Cyanobakterien (umgangssprachlich auch „Blaualgen“) sind unter bestimmten Bedingungen in der Lage, Wasserstoff zu produzieren und dabei auf die Photosynthese zurückzugreifen – ein vielversprechender Ansatz für die Gewinnung sauberer Energie. Allerdings hemmt der bei der Photosynthese entstehende Sauerstoff die Aktivität bestimmter Enzyme, sogenannter Hydrogenasen, die für die Wasserstoffproduktion nötig sind. Bisherige Ansätze zur Sauerstoffentfernung waren entweder ineffizient oder erforderten den Einsatz zusätzlicher Chemikalien und Kohlenhydrate, was die Nachhaltigkeit des Prozesses beeinträchtigte.

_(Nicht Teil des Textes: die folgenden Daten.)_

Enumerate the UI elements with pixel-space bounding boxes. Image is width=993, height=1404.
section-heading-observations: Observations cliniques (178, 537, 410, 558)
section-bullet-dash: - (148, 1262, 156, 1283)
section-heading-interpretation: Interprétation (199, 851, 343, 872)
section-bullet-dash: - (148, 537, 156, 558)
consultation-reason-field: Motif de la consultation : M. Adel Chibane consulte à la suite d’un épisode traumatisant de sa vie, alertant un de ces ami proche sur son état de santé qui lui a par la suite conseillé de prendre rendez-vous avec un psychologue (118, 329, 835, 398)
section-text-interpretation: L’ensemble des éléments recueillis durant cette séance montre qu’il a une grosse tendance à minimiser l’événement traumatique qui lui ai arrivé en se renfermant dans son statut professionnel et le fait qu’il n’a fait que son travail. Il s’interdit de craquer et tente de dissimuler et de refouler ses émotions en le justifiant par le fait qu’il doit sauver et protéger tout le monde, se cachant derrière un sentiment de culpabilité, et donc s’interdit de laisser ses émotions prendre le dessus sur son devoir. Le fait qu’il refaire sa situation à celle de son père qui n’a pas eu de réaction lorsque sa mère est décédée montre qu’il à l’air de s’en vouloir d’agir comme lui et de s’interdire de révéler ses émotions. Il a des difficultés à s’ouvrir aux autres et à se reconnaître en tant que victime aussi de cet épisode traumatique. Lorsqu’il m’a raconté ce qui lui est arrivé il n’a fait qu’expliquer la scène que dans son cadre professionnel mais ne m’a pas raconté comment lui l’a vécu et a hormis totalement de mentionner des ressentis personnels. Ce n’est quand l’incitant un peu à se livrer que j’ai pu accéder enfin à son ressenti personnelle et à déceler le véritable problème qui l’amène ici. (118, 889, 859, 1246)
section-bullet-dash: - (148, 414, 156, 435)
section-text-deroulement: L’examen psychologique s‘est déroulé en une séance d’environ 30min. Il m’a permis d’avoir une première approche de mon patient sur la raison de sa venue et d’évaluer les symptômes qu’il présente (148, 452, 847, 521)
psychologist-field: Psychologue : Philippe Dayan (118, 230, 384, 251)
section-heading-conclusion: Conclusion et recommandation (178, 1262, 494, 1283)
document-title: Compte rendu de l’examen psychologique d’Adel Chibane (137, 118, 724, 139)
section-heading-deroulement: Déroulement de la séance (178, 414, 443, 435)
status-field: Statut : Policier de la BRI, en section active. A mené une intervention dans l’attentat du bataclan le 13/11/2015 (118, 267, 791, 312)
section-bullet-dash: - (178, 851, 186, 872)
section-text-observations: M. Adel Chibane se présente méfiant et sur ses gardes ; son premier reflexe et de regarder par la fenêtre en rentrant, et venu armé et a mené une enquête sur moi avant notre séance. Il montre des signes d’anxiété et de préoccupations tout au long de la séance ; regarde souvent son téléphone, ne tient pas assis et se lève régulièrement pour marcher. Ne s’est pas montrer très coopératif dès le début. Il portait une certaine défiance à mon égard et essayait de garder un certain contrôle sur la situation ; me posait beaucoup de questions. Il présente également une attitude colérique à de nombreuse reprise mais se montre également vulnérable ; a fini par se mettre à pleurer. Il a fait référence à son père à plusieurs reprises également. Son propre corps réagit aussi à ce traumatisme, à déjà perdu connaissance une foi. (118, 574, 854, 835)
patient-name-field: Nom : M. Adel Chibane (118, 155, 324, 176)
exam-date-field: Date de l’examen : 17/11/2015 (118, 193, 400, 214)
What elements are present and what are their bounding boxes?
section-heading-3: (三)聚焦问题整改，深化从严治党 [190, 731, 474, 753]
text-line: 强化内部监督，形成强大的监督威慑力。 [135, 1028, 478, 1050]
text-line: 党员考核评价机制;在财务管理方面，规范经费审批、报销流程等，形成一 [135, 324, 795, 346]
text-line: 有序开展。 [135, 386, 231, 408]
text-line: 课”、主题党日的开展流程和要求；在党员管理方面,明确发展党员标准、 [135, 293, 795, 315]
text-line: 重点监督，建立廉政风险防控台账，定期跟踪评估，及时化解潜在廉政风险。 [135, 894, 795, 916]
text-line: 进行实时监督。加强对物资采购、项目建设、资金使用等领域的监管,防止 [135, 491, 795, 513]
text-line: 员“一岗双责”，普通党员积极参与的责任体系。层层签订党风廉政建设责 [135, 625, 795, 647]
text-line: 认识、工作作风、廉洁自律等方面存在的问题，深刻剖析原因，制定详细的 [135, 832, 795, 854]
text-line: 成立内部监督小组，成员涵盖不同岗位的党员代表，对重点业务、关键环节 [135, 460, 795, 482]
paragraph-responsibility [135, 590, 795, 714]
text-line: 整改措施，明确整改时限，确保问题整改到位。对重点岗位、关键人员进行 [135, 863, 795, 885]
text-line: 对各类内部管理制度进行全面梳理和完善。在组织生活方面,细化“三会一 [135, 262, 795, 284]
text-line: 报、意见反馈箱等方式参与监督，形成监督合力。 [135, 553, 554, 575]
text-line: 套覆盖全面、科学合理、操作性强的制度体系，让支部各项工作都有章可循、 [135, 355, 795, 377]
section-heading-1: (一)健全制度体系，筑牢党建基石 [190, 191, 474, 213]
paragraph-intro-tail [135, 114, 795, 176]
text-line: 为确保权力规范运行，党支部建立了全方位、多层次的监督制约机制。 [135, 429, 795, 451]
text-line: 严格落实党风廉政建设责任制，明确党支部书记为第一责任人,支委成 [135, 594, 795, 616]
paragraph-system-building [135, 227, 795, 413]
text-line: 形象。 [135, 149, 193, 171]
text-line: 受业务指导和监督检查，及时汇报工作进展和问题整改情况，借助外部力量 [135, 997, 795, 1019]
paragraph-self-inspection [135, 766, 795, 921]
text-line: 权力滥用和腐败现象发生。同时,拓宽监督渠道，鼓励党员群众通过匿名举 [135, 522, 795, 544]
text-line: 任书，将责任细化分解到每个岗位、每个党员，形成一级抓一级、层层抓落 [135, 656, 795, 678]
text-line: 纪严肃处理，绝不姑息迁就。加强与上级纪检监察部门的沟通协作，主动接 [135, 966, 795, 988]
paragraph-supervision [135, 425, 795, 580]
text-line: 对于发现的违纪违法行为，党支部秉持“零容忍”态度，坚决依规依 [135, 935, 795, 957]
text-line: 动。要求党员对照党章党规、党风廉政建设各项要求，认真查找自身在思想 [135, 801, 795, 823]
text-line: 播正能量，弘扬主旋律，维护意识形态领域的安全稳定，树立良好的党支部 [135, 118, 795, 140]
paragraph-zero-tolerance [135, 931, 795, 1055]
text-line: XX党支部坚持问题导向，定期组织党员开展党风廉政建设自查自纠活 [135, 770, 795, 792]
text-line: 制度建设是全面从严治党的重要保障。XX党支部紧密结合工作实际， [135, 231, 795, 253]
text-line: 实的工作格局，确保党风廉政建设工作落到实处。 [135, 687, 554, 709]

Elektrochemischer Schutz ermöglicht kontinuierliche Wasserstoffproduktion


Das Team um Prof. Dr. Wolfgang Schuhmann aus Bochum, Prof. Dr. Kirstin Gutekunst aus Kassel und Dr. Felipe Conzuelo aus Lissabon haben nun eine Lösung gefunden: Durch die Integration von Cyanobakterien-Mutanten in ein spezielles Redoxpolymer, das auf einer Elektrode abgeschieden ist, können die Zellen vor Sauerstoff geschützt werden. Das Polymer enthält Viologengruppen, die durch Anlegen eines elektrischen Potentials reduziert werden und so den Sauerstoff in der Umgebung der Zellen effizient abbauen.
Das System schafft eine sauerstofffreie Mikroumgebung direkt um die Zellen herum, sodass die Hydrogenasen aktiv bleiben und kontinuierlich Wasserstoff produzieren können. „Dies ist ein wichtiger Schritt hin zu einer nachhaltigen und skalierbaren biotechnologischen Wasserstoffproduktion“, heißt es aus dem Forschungsteam.

Genetisch optimierte Cyanobakterien steigern Effizienz


Besonders erfolgreich war der Einsatz genetisch modifizierter Cyanobakterien. In diesen Mutanten ist die Hydrogenase genetisch direkt an das sogenannte Photosystem I der Photosynthese gekoppelt. Diese Mutanten zeigten eine deutlich längere und stabilere Wasserstoffproduktion im Vergleich zu Wildtyp-Zellen im Polymer.

Zukunftsperspektive: Biophotovoltaik für die Produktion von grünem Wasserstoff


Die Ergebnisse der Studie eröffnen neue Möglichkeiten für die Entwicklung biophotovoltaischer Systeme, die Sonnenlicht direkt in Wasserstoff umwandeln. „Unser Ansatz kombiniert die Vorteile lebender Zellen – wie Selbstreparatur und Langlebigkeit – mit der Präzision elektrochemischer Systeme“, sagt Prof. Gutekunst.
Zum Forschungsteam gehörten neben den Arbeitsgruppenleitungen auch Dr. Panpan Wang aus Bochum und Florian Paul, Dr. Marko Böhm und Dr. Jens Appel aus Kassel. Die Forschung wurde durch das Bundesministerium für Bildung und Forschung (BMBF) und die Dietmar-Hopp-Stiftung gefördert.